L’Iran en toile de fond
Or, le gouvernement iraqien, porté au pouvoir par une coalition de partis chiites pro-Iran et une majorité parlementaire incluant le Hachd qui dispose de députés depuis 2018, est dans une position délicate. Face à la multiplication des attaques contre les troupes américaines ces dernières semaines, il se sent pris entre deux feux.
Depuis la mi-octobre, les soldats américains et ceux de la coalition antidjihadiste ont essuyé 165 frappes de drones et tirs de roquettes contre leurs positions en Iraq et en Syrie. Mais pour Washington, l’attaque du 28 janvier est un tournant. L’Iran, allié des milices chiites armées, a été pointé du doigt, mais il a démenti toute implication dans ce raid qui n’a pas été revendiqué. Selon les analystes, les Brigades du Hezbollah sont l’un des groupes les plus liés à l’Iran. Et pour preuve, leur ancien chef, Abou Mahdi al-Muhandis, a été tué en 2020 dans une frappe américaine à Bagdad aux côtés du puissant général iranien Qassem Soleimani, dont il était le bras droit iraqien.
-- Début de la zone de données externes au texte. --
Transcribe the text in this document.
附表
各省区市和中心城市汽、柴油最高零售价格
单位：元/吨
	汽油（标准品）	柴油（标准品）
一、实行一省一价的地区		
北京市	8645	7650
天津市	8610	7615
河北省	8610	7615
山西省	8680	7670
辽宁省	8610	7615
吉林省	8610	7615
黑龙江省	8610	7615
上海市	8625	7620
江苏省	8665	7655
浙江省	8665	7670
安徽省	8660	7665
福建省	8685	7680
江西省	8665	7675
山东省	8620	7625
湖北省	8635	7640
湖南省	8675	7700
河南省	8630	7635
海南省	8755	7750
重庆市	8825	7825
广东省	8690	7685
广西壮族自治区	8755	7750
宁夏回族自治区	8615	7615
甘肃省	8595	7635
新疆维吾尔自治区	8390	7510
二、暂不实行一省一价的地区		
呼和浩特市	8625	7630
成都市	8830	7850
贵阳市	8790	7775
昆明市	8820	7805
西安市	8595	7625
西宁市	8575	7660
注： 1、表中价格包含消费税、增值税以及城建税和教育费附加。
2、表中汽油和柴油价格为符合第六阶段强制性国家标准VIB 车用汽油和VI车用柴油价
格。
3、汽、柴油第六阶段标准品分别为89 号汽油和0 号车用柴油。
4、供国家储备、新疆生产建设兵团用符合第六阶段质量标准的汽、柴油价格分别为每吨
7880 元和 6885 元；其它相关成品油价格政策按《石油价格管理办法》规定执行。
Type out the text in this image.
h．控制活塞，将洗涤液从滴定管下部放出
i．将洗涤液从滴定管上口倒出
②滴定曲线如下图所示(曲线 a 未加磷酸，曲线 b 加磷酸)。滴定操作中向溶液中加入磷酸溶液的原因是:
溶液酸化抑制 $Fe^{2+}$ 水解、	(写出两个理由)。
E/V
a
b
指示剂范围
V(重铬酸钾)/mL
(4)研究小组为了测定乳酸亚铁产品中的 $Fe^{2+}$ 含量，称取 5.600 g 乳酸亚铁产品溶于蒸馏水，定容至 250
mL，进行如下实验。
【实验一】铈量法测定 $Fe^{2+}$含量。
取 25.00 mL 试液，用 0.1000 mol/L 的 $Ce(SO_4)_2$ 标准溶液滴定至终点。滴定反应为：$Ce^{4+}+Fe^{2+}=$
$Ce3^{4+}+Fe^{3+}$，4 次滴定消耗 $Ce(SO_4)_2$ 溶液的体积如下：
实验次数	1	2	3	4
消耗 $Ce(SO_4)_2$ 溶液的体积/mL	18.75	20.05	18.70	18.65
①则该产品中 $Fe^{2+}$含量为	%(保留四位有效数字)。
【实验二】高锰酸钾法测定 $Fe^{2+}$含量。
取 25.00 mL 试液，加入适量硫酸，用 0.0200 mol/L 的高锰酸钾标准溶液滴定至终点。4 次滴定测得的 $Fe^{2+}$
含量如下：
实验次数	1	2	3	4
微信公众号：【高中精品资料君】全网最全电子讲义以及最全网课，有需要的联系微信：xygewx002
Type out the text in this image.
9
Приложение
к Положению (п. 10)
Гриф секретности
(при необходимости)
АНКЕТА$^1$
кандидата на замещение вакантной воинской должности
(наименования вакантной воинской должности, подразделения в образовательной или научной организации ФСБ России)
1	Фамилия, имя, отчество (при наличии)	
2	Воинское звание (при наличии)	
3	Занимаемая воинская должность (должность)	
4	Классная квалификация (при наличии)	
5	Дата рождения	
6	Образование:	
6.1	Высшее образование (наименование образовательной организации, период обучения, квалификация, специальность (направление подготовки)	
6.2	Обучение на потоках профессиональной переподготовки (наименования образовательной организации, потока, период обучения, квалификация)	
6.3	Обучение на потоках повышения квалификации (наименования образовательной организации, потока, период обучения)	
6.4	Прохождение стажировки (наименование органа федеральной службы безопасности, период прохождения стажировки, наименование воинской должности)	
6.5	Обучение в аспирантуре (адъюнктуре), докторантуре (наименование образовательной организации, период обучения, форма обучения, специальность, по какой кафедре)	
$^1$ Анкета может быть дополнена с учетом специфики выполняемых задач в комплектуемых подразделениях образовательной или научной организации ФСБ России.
Pourtant, les milices armées chiites, créées en pleine présence de Daech, ont épaulé les forces iraqiennes contre le groupe terroriste. Ensemble, aux côtés de la coalition antidjihadiste emmenée par Washington, elles ont contribué à la défaite infligée à Daech en 2017 par l’Iraq. Or, après la défaite de Daech, elles se sont tournées vers l’Iran et ont adopté un langage anti-américain. Et depuis, Bagdad, à la fois l’allié de Téhéran et de Washington, est continuellement en train de jouer l’équilibriste.
L’Iran, de son côté, entend montrer qu’il est bel et bien présent et influent. Téhéran n’a pas manqué de réagir après l’attaque du 7 février. S’adressant aux ambassadeurs en poste à Téhéran à l’occasion du 45e anniversaire de la Révolution islamique, le président iranien, Ebrahim Raïssi, a déclaré qu’il n’y avait pas de « justification » au maintien de troupes américaines au Moyen-Orient, où elles représentent « une menace pour la sécurité ».